“The counsel for the party is busy in another court, my lord may kindly give the next date of hearing.”
If I get a dollar, each time I have heard these words, I would be a millionaire by now.
Forget just hearing the statement, you, myself, or any lawyer, must have used this phrase at least once in their legal career. While most of the time the concern is genuine since a lot of legal matters demand in-depth adjudication, our legal system believes in justice delayed than injustice served; a lot of times this liberty does get misused.
Although the seasoned lawyer might use this often because of a prior commitment and might even get excused, but being a new addition to the bar, one should refrain from making it a habit. Now, the question would be why? For clients to take you seriously, for judges to appreciate your commitment, for you to set your path and for your juniors to follow that path are some of the few reasons to name.
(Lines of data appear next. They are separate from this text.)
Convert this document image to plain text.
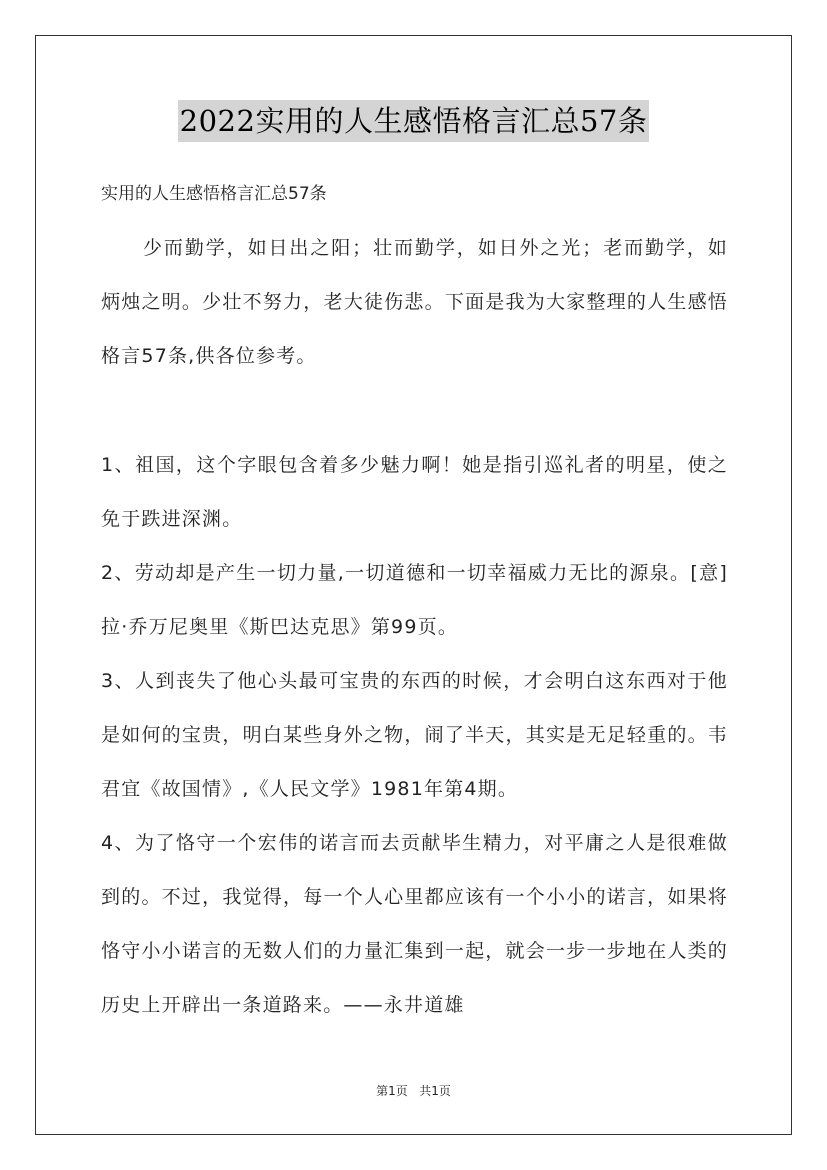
2022实用的人生感悟格言汇总57条
实用的人生感悟格言汇总57条
少而勤学，如日出之阳；壮而勤学，如日外之光；老而勤学，如炳烛之明。少壮不努力，老大徒伤悲。下面是我为大家整理的人生感悟格言57条,供各位参考。
1、祖国，这个字眼包含着多少魅力啊！她是指引巡礼者的明星，使之免于跌进深渊。
2、劳动却是产生一切力量,一切道德和一切幸福威力无比的源泉。[意]拉·乔万尼奥里《斯巴达克思》第99页。
3、人到丧失了他心头最可宝贵的东西的时候，才会明白这东西对于他是如何的宝贵，明白某些身外之物，闹了半天，其实是无足轻重的。韦君宜《故国情》,《人民文学》1981年第4期。
4、为了恪守一个宏伟的诺言而去贡献毕生精力，对平庸之人是很难做到的。不过，我觉得，每一个人心里都应该有一个小小的诺言，如果将恪守小小诺言的无数人们的力量汇集到一起，就会一步一步地在人类的历史上开辟出一条道路来。——永井道雄
第1页 共1页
Seeking adjournment might seem necessary in the beginning but soon would turn into a lousy habit even before you know it.
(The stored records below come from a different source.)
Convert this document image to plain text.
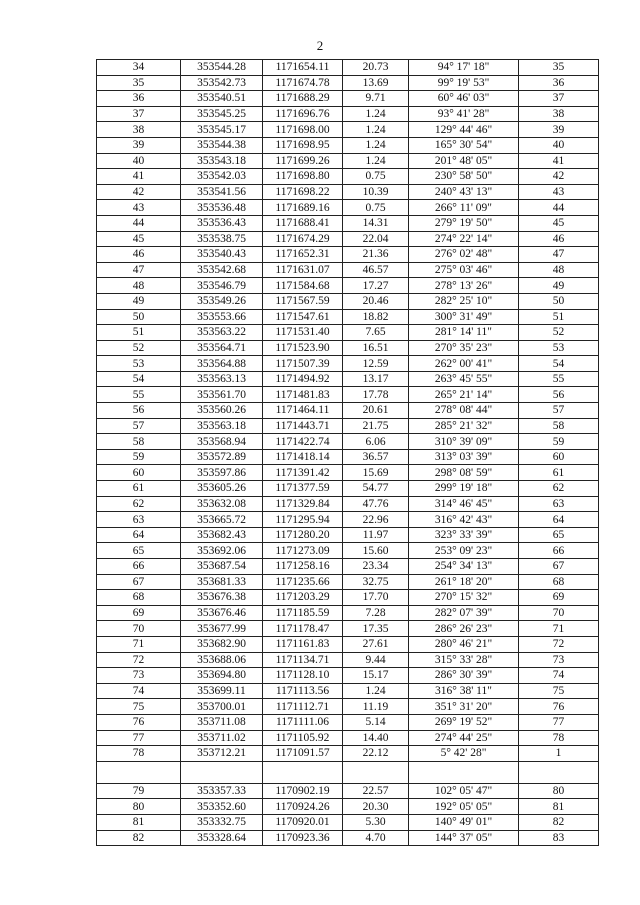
2
34	353544.28	1171654.11	20.73	94° 17' 18"	35
35	353542.73	1171674.78	13.69	99° 19' 53"	36
36	353540.51	1171688.29	9.71	60° 46' 03"	37
37	353545.25	1171696.76	1.24	93° 41' 28"	38
38	353545.17	1171698.00	1.24	129° 44' 46"	39
39	353544.38	1171698.95	1.24	165° 30' 54"	40
40	353543.18	1171699.26	1.24	201° 48' 05"	41
41	353542.03	1171698.80	0.75	230° 58' 50"	42
42	353541.56	1171698.22	10.39	240° 43' 13"	43
43	353536.48	1171689.16	0.75	266° 11' 09"	44
44	353536.43	1171688.41	14.31	279° 19' 50"	45
45	353538.75	1171674.29	22.04	274° 22' 14"	46
46	353540.43	1171652.31	21.36	276° 02' 48"	47
47	353542.68	1171631.07	46.57	275° 03' 46"	48
48	353546.79	1171584.68	17.27	278° 13' 26"	49
49	353549.26	1171567.59	20.46	282° 25' 10"	50
50	353553.66	1171547.61	18.82	300° 31' 49"	51
51	353563.22	1171531.40	7.65	281° 14' 11"	52
52	353564.71	1171523.90	16.51	270° 35' 23"	53
53	353564.88	1171507.39	12.59	262° 00' 41"	54
54	353563.13	1171494.92	13.17	263° 45' 55"	55
55	353561.70	1171481.83	17.78	265° 21' 14"	56
56	353560.26	1171464.11	20.61	278° 08' 44"	57
57	353563.18	1171443.71	21.75	285° 21' 32"	58
58	353568.94	1171422.74	6.06	310° 39' 09"	59
59	353572.89	1171418.14	36.57	313° 03' 39"	60
60	353597.86	1171391.42	15.69	298° 08' 59"	61
61	353605.26	1171377.59	54.77	299° 19' 18"	62
62	353632.08	1171329.84	47.76	314° 46' 45"	63
63	353665.72	1171295.94	22.96	316° 42' 43"	64
64	353682.43	1171280.20	11.97	323° 33' 39"	65
65	353692.06	1171273.09	15.60	253° 09' 23"	66
66	353687.54	1171258.16	23.34	254° 34' 13"	67
67	353681.33	1171235.66	32.75	261° 18' 20"	68
68	353676.38	1171203.29	17.70	270° 15' 32"	69
69	353676.46	1171185.59	7.28	282° 07' 39"	70
70	353677.99	1171178.47	17.35	286° 26' 23"	71
71	353682.90	1171161.83	27.61	280° 46' 21"	72
72	353688.06	1171134.71	9.44	315° 33' 28"	73
73	353694.80	1171128.10	15.17	286° 30' 39"	74
74	353699.11	1171113.56	1.24	316° 38' 11"	75
75	353700.01	1171112.71	11.19	351° 31' 20"	76
76	353711.08	1171111.06	5.14	269° 19' 52"	77
77	353711.02	1171105.92	14.40	274° 44' 25"	78
78	353712.21	1171091.57	22.12	5° 42' 28"	1

79	353357.33	1170902.19	22.57	102° 05' 47"	80
80	353352.60	1170924.26	20.30	192° 05' 05"	81
81	353332.75	1170920.01	5.30	140° 49' 01"	82
82	353328.64	1170923.36	4.70	144° 37' 05"	83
The magical words of seeking adjournments remind me of Plato’s allegory of the cave. Once a noble person taught other noble people how to seek an adjournment and now everybody seeks one, hardly appreciating the real purpose behind it.
Many would argue that being a young lawyer, one does not have much of the choice but to use these words as instructed by the superiors. If you are in that then this piece is exactly for you. Here are a few tips, how you can reverse the osmosis:
HAVING THE FILE AND READING IT TOO
And there I gave you the important ingredient. Being a young lawyer, a lot of time either you are nervous or just careless. The first step to being taken seriously and progress in the short span, it is rather important that you never enter the courtroom in a lousy or haphazardly manner. Always carry the case file, it does not matter even if you know the case by heart you always respect the courtroom decorum and bring a file with yourself. Not carrying the relevant papers with you gives an impression of having a casual approach in the courtrooms. On the contrary, carrying paperwork does half of the job, it gets you the initial respect of being presentable. The latter half comes with the knowledge you carry to the courtroom. Not only being appropriate is important but knowing your client, the relevant case, and the law also shows how much you appreciate the professionalism.
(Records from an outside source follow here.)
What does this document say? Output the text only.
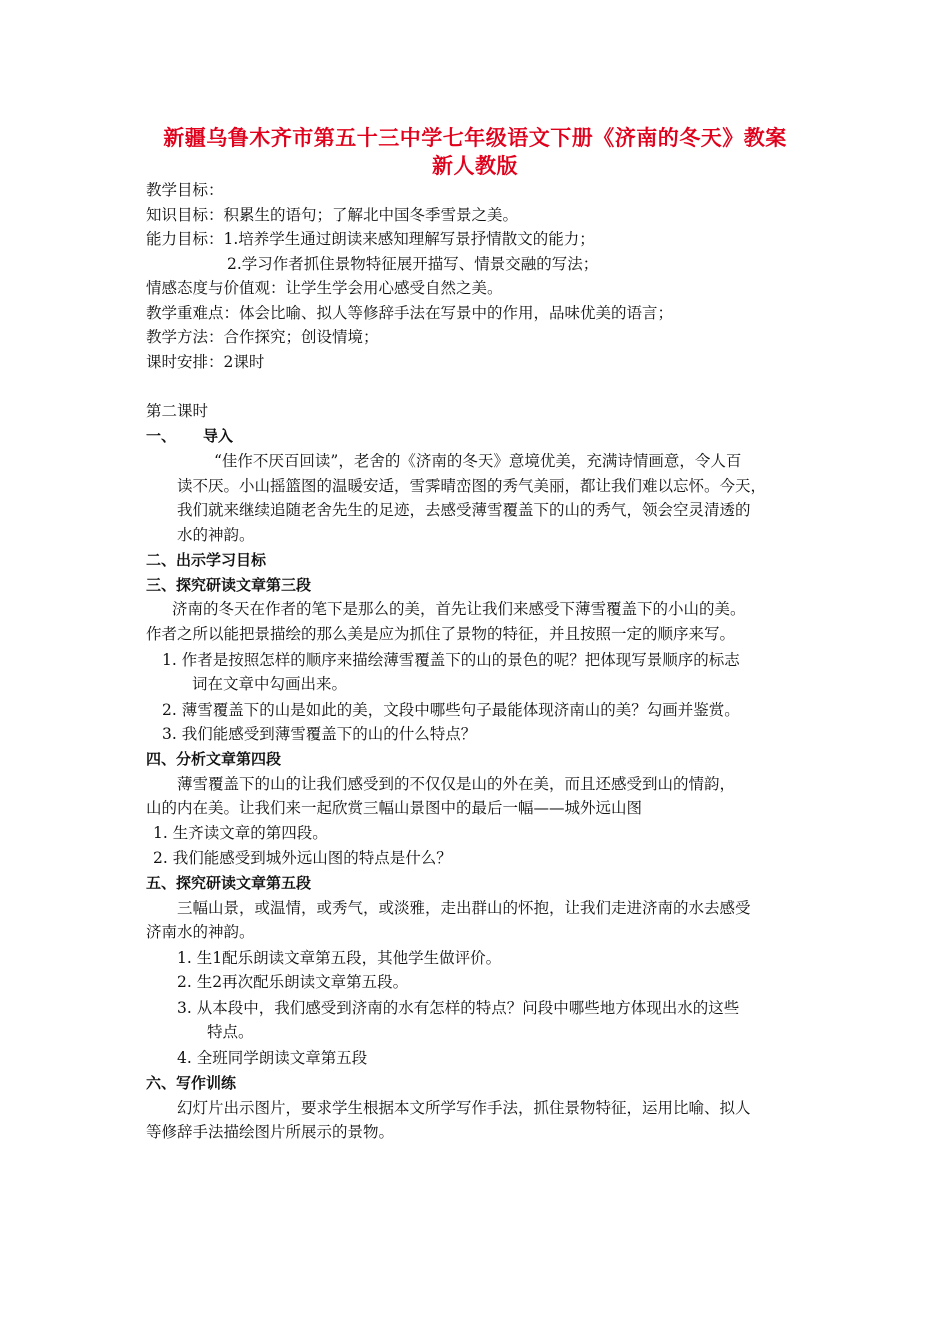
新疆乌鲁木齐市第五十三中学七年级语文下册《济南的冬天》教案
新人教版
教学目标：
知识目标：积累生的语句；了解北中国冬季雪景之美。
能力目标：1.培养学生通过朗读来感知理解写景抒情散文的能力；
2.学习作者抓住景物特征展开描写、情景交融的写法；
情感态度与价值观：让学生学会用心感受自然之美。
教学重难点：体会比喻、拟人等修辞手法在写景中的作用，品味优美的语言；
教学方法：合作探究；创设情境；
课时安排：2课时
第二课时
一、 导入
“佳作不厌百回读”，老舍的《济南的冬天》意境优美，充满诗情画意，令人百
读不厌。小山摇篮图的温暖安适，雪霁晴峦图的秀气美丽，都让我们难以忘怀。今天，
我们就来继续追随老舍先生的足迹，去感受薄雪覆盖下的山的秀气，领会空灵清透的
水的神韵。
二、出示学习目标
三、探究研读文章第三段
济南的冬天在作者的笔下是那么的美，首先让我们来感受下薄雪覆盖下的小山的美。
作者之所以能把景描绘的那么美是应为抓住了景物的特征，并且按照一定的顺序来写。
1. 作者是按照怎样的顺序来描绘薄雪覆盖下的山的景色的呢？把体现写景顺序的标志
词在文章中勾画出来。
2. 薄雪覆盖下的山是如此的美，文段中哪些句子最能体现济南山的美？勾画并鉴赏。
3. 我们能感受到薄雪覆盖下的山的什么特点？
四、分析文章第四段
薄雪覆盖下的山的让我们感受到的不仅仅是山的外在美，而且还感受到山的情韵，
山的内在美。让我们来一起欣赏三幅山景图中的最后一幅——城外远山图
1. 生齐读文章的第四段。
2. 我们能感受到城外远山图的特点是什么？
五、探究研读文章第五段
三幅山景，或温情，或秀气，或淡雅，走出群山的怀抱，让我们走进济南的水去感受
济南水的神韵。
1. 生1配乐朗读文章第五段，其他学生做评价。
2. 生2再次配乐朗读文章第五段。
3. 从本段中，我们感受到济南的水有怎样的特点？问段中哪些地方体现出水的这些
特点。
4. 全班同学朗读文章第五段
六、写作训练
幻灯片出示图片，要求学生根据本文所学写作手法，抓住景物特征，运用比喻、拟人
等修辞手法描绘图片所展示的景物。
So, next time even if you are in a situation of seeking adjournment on genuine grounds, being well versed with your client case not only helps your client from getting their case dismissed but also helps in an informed decision making. You might be surprised, getting the job done without having your senior by the side.
BE THAT BLUE-EYED PERSON
Reporting prepared at the workspace and in the courtroom, not only help you grow professionally but also make you a reliant asset for your superior. Next thing you know, a big client or a promotion coming your way. Always tell yourself, you are here to make a difference. The continuity in your learning will help you stretch your horizon and brings out a new definition of yourself and your capabilities.
FALSE ELOQUENCE IS EXAGGERATION
Entering as a newbie into the profession, many would romanticize the legal sphere by drawing their reference from suits, Boston Legal and other displayed realities. Going unprepared to the courtroom and pretending to know it all is a sure form of self-damage. Never make a generalized statement to the Bar, chances are you will get corrected or might get thrown out of the courtroom as well. It is very important to respond accurately and carefully, also a key to avoid exaggeration. The submissions made by legal personnel is defacto submitted under an oath. Judges have a keen sense of when you are exaggerating and they do not like it. Chances are you might be booked under perjury or contempt.